Production ML for an automotive intelligence platform.
- Sector
Automotive / mobility data - Period
2022 — 2023 - Disciplines
Prediction systems
Data engineering
Evaluation infra
The problem
The client operated an automotive intelligence platform whose value depended on the predictive accuracy of a small number of high-leverage models. Those models had grown organically. They were profitable. They were also brittle in ways the team could see in production but could not reliably reproduce in development.
The work
We worked across the prediction stack: feature pipelines, training infrastructure, model architecture, and the evaluation harness that decided when a model was ready for release. The first deliverable was not a new model. It was an honest account of what the existing ones were doing and where they failed.

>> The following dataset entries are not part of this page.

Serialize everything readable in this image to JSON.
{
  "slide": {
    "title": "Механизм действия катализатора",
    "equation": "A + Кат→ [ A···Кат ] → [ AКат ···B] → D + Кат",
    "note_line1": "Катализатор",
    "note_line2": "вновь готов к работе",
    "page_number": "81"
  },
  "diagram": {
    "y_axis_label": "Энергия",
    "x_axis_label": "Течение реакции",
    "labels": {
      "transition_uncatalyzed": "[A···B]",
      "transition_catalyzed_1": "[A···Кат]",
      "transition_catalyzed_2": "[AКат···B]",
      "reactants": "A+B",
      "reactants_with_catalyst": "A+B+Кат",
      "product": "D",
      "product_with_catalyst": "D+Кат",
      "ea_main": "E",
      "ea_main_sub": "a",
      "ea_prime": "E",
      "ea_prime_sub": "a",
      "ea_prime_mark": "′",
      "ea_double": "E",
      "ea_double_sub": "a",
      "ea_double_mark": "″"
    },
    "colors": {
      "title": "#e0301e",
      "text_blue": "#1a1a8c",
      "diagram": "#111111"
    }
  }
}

From that baseline, we rebuilt the training pipeline so that runs were reproducible by anyone on the team, then introduced an evaluation harness whose results the engineers actually trusted. Subsequent architecture work was straightforward once those two pieces were in place.
What shipped
- A reproducible training pipeline with versioned data and full provenance
- An evaluation harness tied to the platform's actual production decisions
- Replacement models for the highest-leverage prediction tasks, with measurable improvements over the incumbents
- Documentation written for the engineers inheriting the work, not for the engagement
What we learned
The single highest-leverage intervention was the evaluation harness. It converted a category of arguments — is this version actually better? — into a category of measurements. The architecture work that followed was easier to do well because the team had a way to disagree with us on the basis of evidence.